To me, it's not acceptable to sit idly on your hands just because it's easier, and it's even worse if you are one of the people jumping off of the high rungs of the ladder to test out that pillow at the bottom. Yea it's comfortable, because it's easy, and it allows you to turn your brain off. But if you are capable of being near the top of the ladder, that's where you need to be going. Doing anything else just can't be acceptable. Fuck that pillow!

Friday, March 30, 2007

4th Time Around

When she said,
"Don't waste your words, they're just lies,"
I cried she was deaf.
And she worked on my face until breaking my eyes,
Then said, "What else you got left?"
It was then that I got up to leave
But she said, "Don't forget,
Everybody must give something back
For something they get."

As long as I can remember, I've never wanted to be a taker. I think it's because I've been given so much, it just seems selfish. I am fortunate. My family has been able to give me so much more than some ever see. I can't just take it and run. I have to turn it into something for someone else. When a tree grows in the forest, it takes everything it needs to become a tree from the soil it lives in, and from the water that falls around it. When that tree's life is over, it falls to the ground and rots, giving back everything it took, so that the next generation can start off a little better than the last. Some people want to penalize you for advantages that you've been given where they haven't. Those people are fighting the wrong battle, their greatest enemy is their own self. Those that know better can look past this and see only their goal. My goal is to give something back for everything that I have got.

And, when I was through
I filled up my shoe
And brought it to you.
And you, you took me in,
You loved me then
You didn't waste time.
And I, I never took much,
I never asked for your crutch.
Now don't ask for mine.
- Bobby Zimmerman

Thursday, March 29, 2007

"Reality TV" Or How I learned to stop worrying and love commercials.
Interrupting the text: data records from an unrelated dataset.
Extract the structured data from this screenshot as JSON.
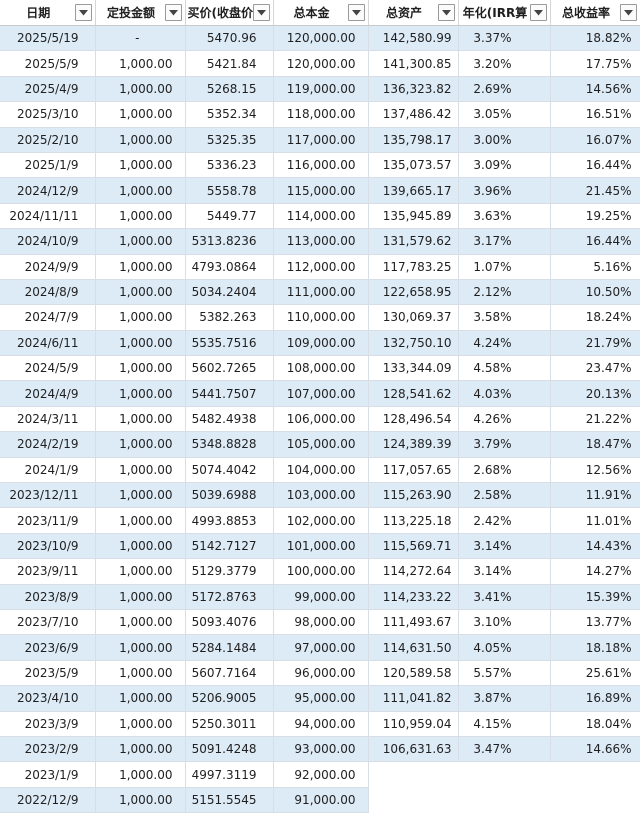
{
  "headers": {
    "date": "日期",
    "amount": "定投金额",
    "buy_price": "买价(收盘价",
    "principal": "总本金",
    "total_assets": "总资产",
    "irr": "年化(IRR算",
    "total_return": "总收益率"
  },
  "rows": [
    {
      "date": "2025/5/19",
      "amount": "-",
      "buy_price": "5470.96",
      "principal": "120,000.00",
      "total_assets": "142,580.99",
      "irr": "3.37%",
      "total_return": "18.82%"
    },
    {
      "date": "2025/5/9",
      "amount": "1,000.00",
      "buy_price": "5421.84",
      "principal": "120,000.00",
      "total_assets": "141,300.85",
      "irr": "3.20%",
      "total_return": "17.75%"
    },
    {
      "date": "2025/4/9",
      "amount": "1,000.00",
      "buy_price": "5268.15",
      "principal": "119,000.00",
      "total_assets": "136,323.82",
      "irr": "2.69%",
      "total_return": "14.56%"
    },
    {
      "date": "2025/3/10",
      "amount": "1,000.00",
      "buy_price": "5352.34",
      "principal": "118,000.00",
      "total_assets": "137,486.42",
      "irr": "3.05%",
      "total_return": "16.51%"
    },
    {
      "date": "2025/2/10",
      "amount": "1,000.00",
      "buy_price": "5325.35",
      "principal": "117,000.00",
      "total_assets": "135,798.17",
      "irr": "3.00%",
      "total_return": "16.07%"
    },
    {
      "date": "2025/1/9",
      "amount": "1,000.00",
      "buy_price": "5336.23",
      "principal": "116,000.00",
      "total_assets": "135,073.57",
      "irr": "3.09%",
      "total_return": "16.44%"
    },
    {
      "date": "2024/12/9",
      "amount": "1,000.00",
      "buy_price": "5558.78",
      "principal": "115,000.00",
      "total_assets": "139,665.17",
      "irr": "3.96%",
      "total_return": "21.45%"
    },
    {
      "date": "2024/11/11",
      "amount": "1,000.00",
      "buy_price": "5449.77",
      "principal": "114,000.00",
      "total_assets": "135,945.89",
      "irr": "3.63%",
      "total_return": "19.25%"
    },
    {
      "date": "2024/10/9",
      "amount": "1,000.00",
      "buy_price": "5313.8236",
      "principal": "113,000.00",
      "total_assets": "131,579.62",
      "irr": "3.17%",
      "total_return": "16.44%"
    },
    {
      "date": "2024/9/9",
      "amount": "1,000.00",
      "buy_price": "4793.0864",
      "principal": "112,000.00",
      "total_assets": "117,783.25",
      "irr": "1.07%",
      "total_return": "5.16%"
    },
    {
      "date": "2024/8/9",
      "amount": "1,000.00",
      "buy_price": "5034.2404",
      "principal": "111,000.00",
      "total_assets": "122,658.95",
      "irr": "2.12%",
      "total_return": "10.50%"
    },
    {
      "date": "2024/7/9",
      "amount": "1,000.00",
      "buy_price": "5382.263",
      "principal": "110,000.00",
      "total_assets": "130,069.37",
      "irr": "3.58%",
      "total_return": "18.24%"
    },
    {
      "date": "2024/6/11",
      "amount": "1,000.00",
      "buy_price": "5535.7516",
      "principal": "109,000.00",
      "total_assets": "132,750.10",
      "irr": "4.24%",
      "total_return": "21.79%"
    },
    {
      "date": "2024/5/9",
      "amount": "1,000.00",
      "buy_price": "5602.7265",
      "principal": "108,000.00",
      "total_assets": "133,344.09",
      "irr": "4.58%",
      "total_return": "23.47%"
    },
    {
      "date": "2024/4/9",
      "amount": "1,000.00",
      "buy_price": "5441.7507",
      "principal": "107,000.00",
      "total_assets": "128,541.62",
      "irr": "4.03%",
      "total_return": "20.13%"
    },
    {
      "date": "2024/3/11",
      "amount": "1,000.00",
      "buy_price": "5482.4938",
      "principal": "106,000.00",
      "total_assets": "128,496.54",
      "irr": "4.26%",
      "total_return": "21.22%"
    },
    {
      "date": "2024/2/19",
      "amount": "1,000.00",
      "buy_price": "5348.8828",
      "principal": "105,000.00",
      "total_assets": "124,389.39",
      "irr": "3.79%",
      "total_return": "18.47%"
    },
    {
      "date": "2024/1/9",
      "amount": "1,000.00",
      "buy_price": "5074.4042",
      "principal": "104,000.00",
      "total_assets": "117,057.65",
      "irr": "2.68%",
      "total_return": "12.56%"
    },
    {
      "date": "2023/12/11",
      "amount": "1,000.00",
      "buy_price": "5039.6988",
      "principal": "103,000.00",
      "total_assets": "115,263.90",
      "irr": "2.58%",
      "total_return": "11.91%"
    },
    {
      "date": "2023/11/9",
      "amount": "1,000.00",
      "buy_price": "4993.8853",
      "principal": "102,000.00",
      "total_assets": "113,225.18",
      "irr": "2.42%",
      "total_return": "11.01%"
    },
    {
      "date": "2023/10/9",
      "amount": "1,000.00",
      "buy_price": "5142.7127",
      "principal": "101,000.00",
      "total_assets": "115,569.71",
      "irr": "3.14%",
      "total_return": "14.43%"
    },
    {
      "date": "2023/9/11",
      "amount": "1,000.00",
      "buy_price": "5129.3779",
      "principal": "100,000.00",
      "total_assets": "114,272.64",
      "irr": "3.14%",
      "total_return": "14.27%"
    },
    {
      "date": "2023/8/9",
      "amount": "1,000.00",
      "buy_price": "5172.8763",
      "principal": "99,000.00",
      "total_assets": "114,233.22",
      "irr": "3.41%",
      "total_return": "15.39%"
    },
    {
      "date": "2023/7/10",
      "amount": "1,000.00",
      "buy_price": "5093.4076",
      "principal": "98,000.00",
      "total_assets": "111,493.67",
      "irr": "3.10%",
      "total_return": "13.77%"
    },
    {
      "date": "2023/6/9",
      "amount": "1,000.00",
      "buy_price": "5284.1484",
      "principal": "97,000.00",
      "total_assets": "114,631.50",
      "irr": "4.05%",
      "total_return": "18.18%"
    },
    {
      "date": "2023/5/9",
      "amount": "1,000.00",
      "buy_price": "5607.7164",
      "principal": "96,000.00",
      "total_assets": "120,589.58",
      "irr": "5.57%",
      "total_return": "25.61%"
    },
    {
      "date": "2023/4/10",
      "amount": "1,000.00",
      "buy_price": "5206.9005",
      "principal": "95,000.00",
      "total_assets": "111,041.82",
      "irr": "3.87%",
      "total_return": "16.89%"
    },
    {
      "date": "2023/3/9",
      "amount": "1,000.00",
      "buy_price": "5250.3011",
      "principal": "94,000.00",
      "total_assets": "110,959.04",
      "irr": "4.15%",
      "total_return": "18.04%"
    },
    {
      "date": "2023/2/9",
      "amount": "1,000.00",
      "buy_price": "5091.4248",
      "principal": "93,000.00",
      "total_assets": "106,631.63",
      "irr": "3.47%",
      "total_return": "14.66%"
    },
    {
      "date": "2023/1/9",
      "amount": "1,000.00",
      "buy_price": "4997.3119",
      "principal": "92,000.00",
      "total_assets": "",
      "irr": "",
      "total_return": ""
    },
    {
      "date": "2022/12/9",
      "amount": "1,000.00",
      "buy_price": "5151.5545",
      "principal": "91,000.00",
      "total_assets": "",
      "irr": "",
      "total_return": ""
    }
  ]
}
What is MTV really for? And it's not just MTV, BET (same thing), most TV in fact. I pick on these two because they're particularly terrible. Beyond the fact that they don't really show music videos anymore, I just don't get it. Music videos aren't anything worth watching these days either but still, at least that limited the amount of nonsense your brain could take in to about 3 minute intervals.
The Real World?
Road Rules?
Flavor of Love?
I Love New York?
Are you kidding me?

This is what they're trying to sell me now? And I do mean sell. You can tell so much about the programming that you're watching by just taking a look at the commercials. Next time you flip to one of these channels (which I hope you never do again in life) take a look at the products and services that they're trying to sell you during the commercials. Even assuming it is a worthwhile product which it almost never is, look at how they try to do it. I used to see one commercial imploring me to send a text message to some number, and they will send me back a HAHA joke-of-the-day!
What?
Or the classic, send a text message to this number to get on Lex Luthor's email buddy list. Do you know how long it previously was since I had heard the name Lex Luthor? And now, as I enter adulthood, they want me to pay to send them a text message so they can flood my inbox with mail from a fictional comic book character. And it's funny because commercials require companies to spend money. And they don't spend money unless they intend to get it back. Which means that somewhere, on this spinning blue marble of ineptitude we call earth, and specifically in the US, someone is texting these people, and telling their friends the joke of the day because this is the best answer they have come up with.
We can't be serious, everyone is slowly becoming the joke of the day. I'm just trying not to be the punchline.